LA Times Fails to Explain Cap and Trade Costs
The Los Angeles Times’ Margot Roosevelt covered the California Air Resources Board adoption of a cap and trade system on December 17th, writing:
Under the state’s cap-and-trade plan, emissions from the 600 biggest industrial facilities, including cement manufacturers, electrical plants and oil refineries, would be capped in 2012, with that limit gradually decreasing over eight years in an effort to encourage energy efficiency and renewable sources of power.
Companies would be granted “allowances” for each metric ton of greenhouse gas they emit, and they could trade unused allowances among themselves to cut costs.

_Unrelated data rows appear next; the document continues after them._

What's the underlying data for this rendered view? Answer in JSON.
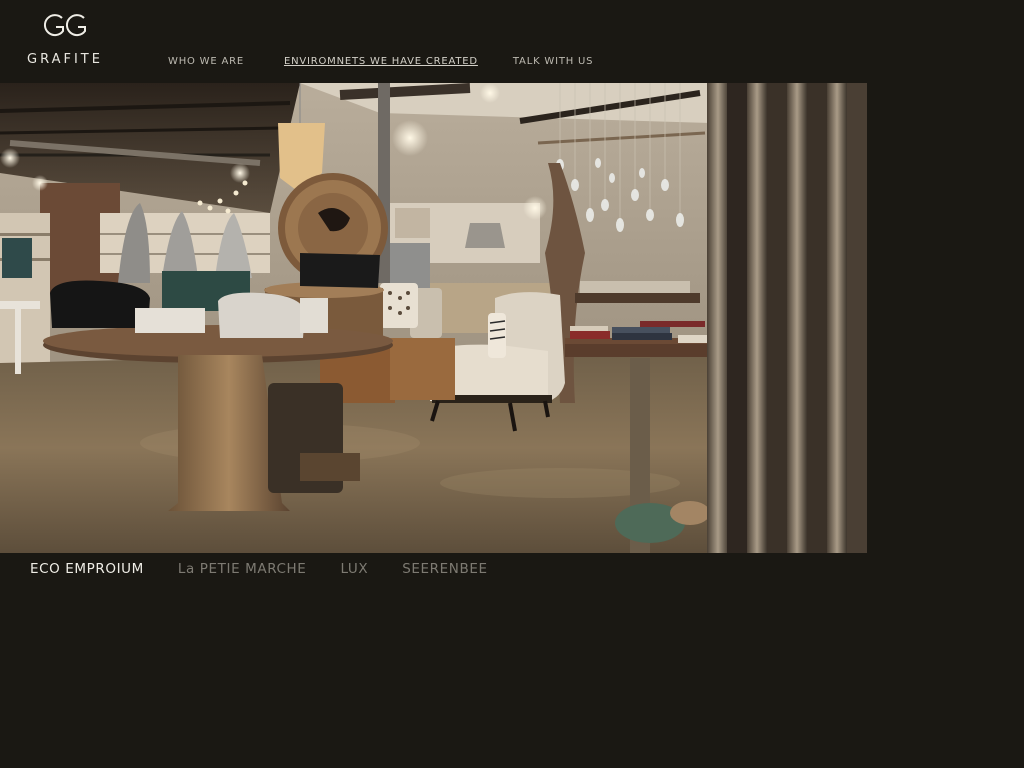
{
  "brand": {
    "logo_mark": "GG",
    "name": "GRAFITE"
  },
  "nav": {
    "items": [
      {
        "label": "WHO WE ARE"
      },
      {
        "label": "ENVIROMNETS WE HAVE CREATED",
        "active": true
      },
      {
        "label": "TALK WITH US"
      }
    ]
  },
  "hero": {
    "image_icon": "store-interior-photo"
  },
  "subnav": {
    "items": [
      {
        "label": "ECO EMPROIUM",
        "active": true
      },
      {
        "label": "La PETIE MARCHE"
      },
      {
        "label": "LUX"
      },
      {
        "label": "SEERENBEE"
      }
    ]
  },
  "colors": {
    "background": "#1a1813",
    "text_active": "#efede6",
    "text_inactive": "#7d7a72"
  }
}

But what Roosevelt never explains is what “costs” allowances would help cut. Later she reports:
The air board would give free allowances during the first three years, then phase them out for most industries. But cement makers and oil companies, considered prone to moving operations out of the state, would be granted free allowances for eight years.
But why would cap and trade make cement makers and oil companies “prone to moving operations out of the state”? Roosevelt never explains. The fact is that any cap and trade policy that reduces carbon emissions necessarily does so by raising energy prices thus making costs for manufacturers and other employers much higher.
This is a fact LA Time readers might want to know with unemployment in California already above the national average at 12.4%.